Re: Enabling peer to peer device transactions for PCIe devices

From: Serguei Sagalovitch
Date: Fri Nov 25 2016 - 13:54:23 EST

On 2016-11-25 08:22 AM, Christian König wrote:

Serguei, what is your plan in GPU land for migration? Ie if I have a
CPU mapped page and the GPU moves it to VRAM, it becomes non-cachable
- do you still allow the CPU to access it? Or do you swap it back to
cachable memory if the CPU touches it?

Depends on the policy in command, but currently it's the other way around most of the time.

E.g. we allocate memory in VRAM, the CPU writes to it WC and avoids reading because that is slow, the GPU in turn can access it with full speed.

When we run out of VRAM we move those allocations to system memory and update both the CPU as well as the GPU page tables.

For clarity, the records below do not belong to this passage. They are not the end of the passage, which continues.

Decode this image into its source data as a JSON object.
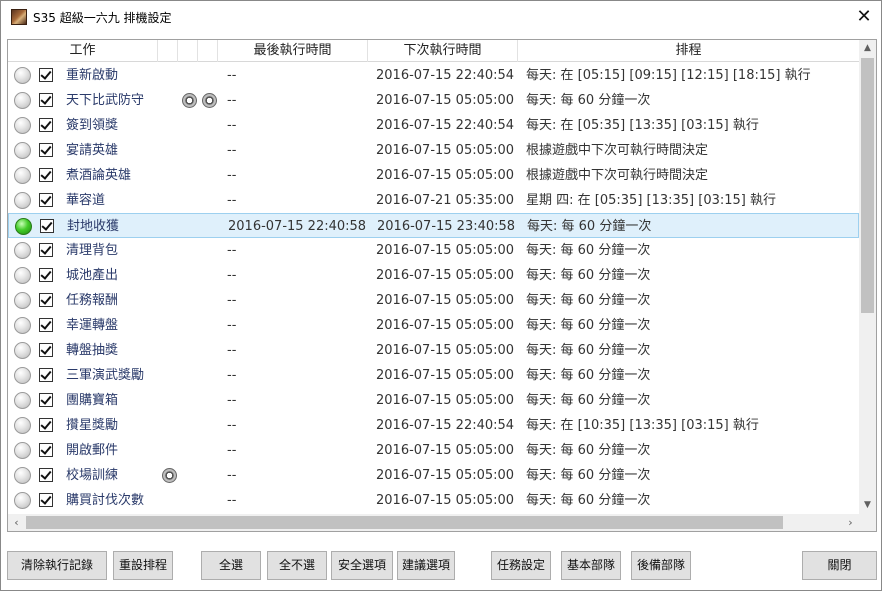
{
  "window": {
    "title": "S35 超級一六九 排機設定",
    "close_glyph": "✕"
  },
  "columns": {
    "task": "工作",
    "last_run": "最後執行時間",
    "next_run": "下次執行時間",
    "schedule": "排程"
  },
  "rows": [
    {
      "name": "重新啟動",
      "last": "--",
      "next": "2016-07-15 22:40:54",
      "sched": "每天: 在 [05:15] [09:15] [12:15] [18:15] 執行",
      "active": false,
      "icons": []
    },
    {
      "name": "天下比武防守",
      "last": "--",
      "next": "2016-07-15 05:05:00",
      "sched": "每天: 每 60 分鐘一次",
      "active": false,
      "icons": [
        "settings-icon",
        "settings-icon"
      ]
    },
    {
      "name": "簽到領獎",
      "last": "--",
      "next": "2016-07-15 22:40:54",
      "sched": "每天: 在 [05:35] [13:35] [03:15] 執行",
      "active": false,
      "icons": []
    },
    {
      "name": "宴請英雄",
      "last": "--",
      "next": "2016-07-15 05:05:00",
      "sched": "根據遊戲中下次可執行時間決定",
      "active": false,
      "icons": []
    },
    {
      "name": "煮酒論英雄",
      "last": "--",
      "next": "2016-07-15 05:05:00",
      "sched": "根據遊戲中下次可執行時間決定",
      "active": false,
      "icons": []
    },
    {
      "name": "華容道",
      "last": "--",
      "next": "2016-07-21 05:35:00",
      "sched": "星期 四: 在 [05:35] [13:35] [03:15] 執行",
      "active": false,
      "icons": []
    },
    {
      "name": "封地收獲",
      "last": "2016-07-15 22:40:58",
      "next": "2016-07-15 23:40:58",
      "sched": "每天: 每 60 分鐘一次",
      "active": true,
      "icons": []
    },
    {
      "name": "清理背包",
      "last": "--",
      "next": "2016-07-15 05:05:00",
      "sched": "每天: 每 60 分鐘一次",
      "active": false,
      "icons": []
    },
    {
      "name": "城池產出",
      "last": "--",
      "next": "2016-07-15 05:05:00",
      "sched": "每天: 每 60 分鐘一次",
      "active": false,
      "icons": []
    },
    {
      "name": "任務報酬",
      "last": "--",
      "next": "2016-07-15 05:05:00",
      "sched": "每天: 每 60 分鐘一次",
      "active": false,
      "icons": []
    },
    {
      "name": "幸運轉盤",
      "last": "--",
      "next": "2016-07-15 05:05:00",
      "sched": "每天: 每 60 分鐘一次",
      "active": false,
      "icons": []
    },
    {
      "name": "轉盤抽獎",
      "last": "--",
      "next": "2016-07-15 05:05:00",
      "sched": "每天: 每 60 分鐘一次",
      "active": false,
      "icons": []
    },
    {
      "name": "三軍演武獎勵",
      "last": "--",
      "next": "2016-07-15 05:05:00",
      "sched": "每天: 每 60 分鐘一次",
      "active": false,
      "icons": []
    },
    {
      "name": "團購寶箱",
      "last": "--",
      "next": "2016-07-15 05:05:00",
      "sched": "每天: 每 60 分鐘一次",
      "active": false,
      "icons": []
    },
    {
      "name": "攢星獎勵",
      "last": "--",
      "next": "2016-07-15 22:40:54",
      "sched": "每天: 在 [10:35] [13:35] [03:15] 執行",
      "active": false,
      "icons": []
    },
    {
      "name": "開啟郵件",
      "last": "--",
      "next": "2016-07-15 05:05:00",
      "sched": "每天: 每 60 分鐘一次",
      "active": false,
      "icons": []
    },
    {
      "name": "校場訓練",
      "last": "--",
      "next": "2016-07-15 05:05:00",
      "sched": "每天: 每 60 分鐘一次",
      "active": false,
      "icons": [
        "settings-icon"
      ]
    },
    {
      "name": "購買討伐次數",
      "last": "--",
      "next": "2016-07-15 05:05:00",
      "sched": "每天: 每 60 分鐘一次",
      "active": false,
      "icons": []
    }
  ],
  "buttons": {
    "clear_log": "清除執行記錄",
    "reset_schedule": "重設排程",
    "select_all": "全選",
    "select_none": "全不選",
    "safe_options": "安全選項",
    "recommended": "建議選項",
    "task_settings": "任務設定",
    "basic_troops": "基本部隊",
    "backup_troops": "後備部隊",
    "close": "關閉"
  },
  "scroll": {
    "up": "▲",
    "down": "▼",
    "left": "‹",
    "right": "›"
  },
  "colors": {
    "active_light": "#33bb22",
    "selected_row": "#dff0fb"
  }
}
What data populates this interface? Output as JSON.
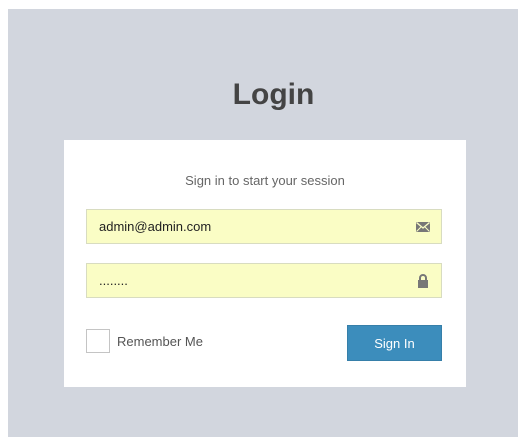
{
  "login": {
    "title": "Login",
    "message": "Sign in to start your session",
    "email": {
      "value": "admin@admin.com",
      "icon": "envelope-icon"
    },
    "password": {
      "value": "........",
      "icon": "lock-icon"
    },
    "remember_label": "Remember Me",
    "remember_checked": false,
    "signin_label": "Sign In"
  },
  "colors": {
    "page_background": "#d2d6de",
    "card_background": "#ffffff",
    "input_autofill_background": "#fafdc5",
    "primary_button": "#3c8dbc",
    "title_text": "#444444"
  }
}
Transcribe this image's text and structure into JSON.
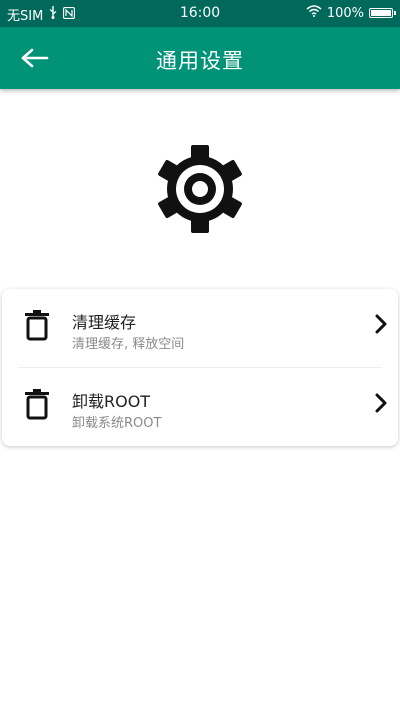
{
  "status_bar": {
    "carrier": "无SIM",
    "time": "16:00",
    "battery_percent": "100%",
    "battery_level": 1.0
  },
  "app_bar": {
    "title": "通用设置",
    "back_icon": "arrow-left-icon"
  },
  "hero": {
    "icon": "gear-icon"
  },
  "settings": [
    {
      "icon": "trash-icon",
      "title": "清理缓存",
      "subtitle": "清理缓存, 释放空间",
      "chevron_icon": "chevron-right-icon"
    },
    {
      "icon": "trash-icon",
      "title": "卸载ROOT",
      "subtitle": "卸载系统ROOT",
      "chevron_icon": "chevron-right-icon"
    }
  ],
  "colors": {
    "status_bar": "#00695c",
    "app_bar": "#009377",
    "title_text": "#222222",
    "subtitle_text": "#8a8a8a"
  }
}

So that move is transparent for both userspace as well as shaders running on the GPU.
I would like to add more in relation to CPU access :

a) we could have CPU-accessible part of VRAM ("inside" of PCIe BAR register)
and non-CPU accessible part. As the result if user needs to have
CPU access than memory should be located in CPU-accessible part
of VRAM or in system memory.

Application/user mode driver could specify preference/hints of
locations based on their assumption / knowledge about access
patterns requirements, game resolution, knowledge
about size of VRAM memory, etc. So if CPU access performance
is critical then such memory should be allocated in system memory
as the first (and may be only) choice.

b) Allocation may not have CPU address at all - only GPU one.
Also we may not be able to have CPU address/accesses for all VRAM
memory but memory may still be migrated in any case unrelated
if we have CPU address or not.

c) " VRAM, it becomes non-cachable "
Strictly speaking VRAM is configured as WC (write-combined memory) to
provide fast CPU write access. Also it was found that sometimes if CPU
access is not critical from performance perspective it may be useful
to allocate/program system memory also as WC to avoid needs for
extra "snooping" to synchronize with CPU caches during GPU access.
So potentially system memory could be WC too.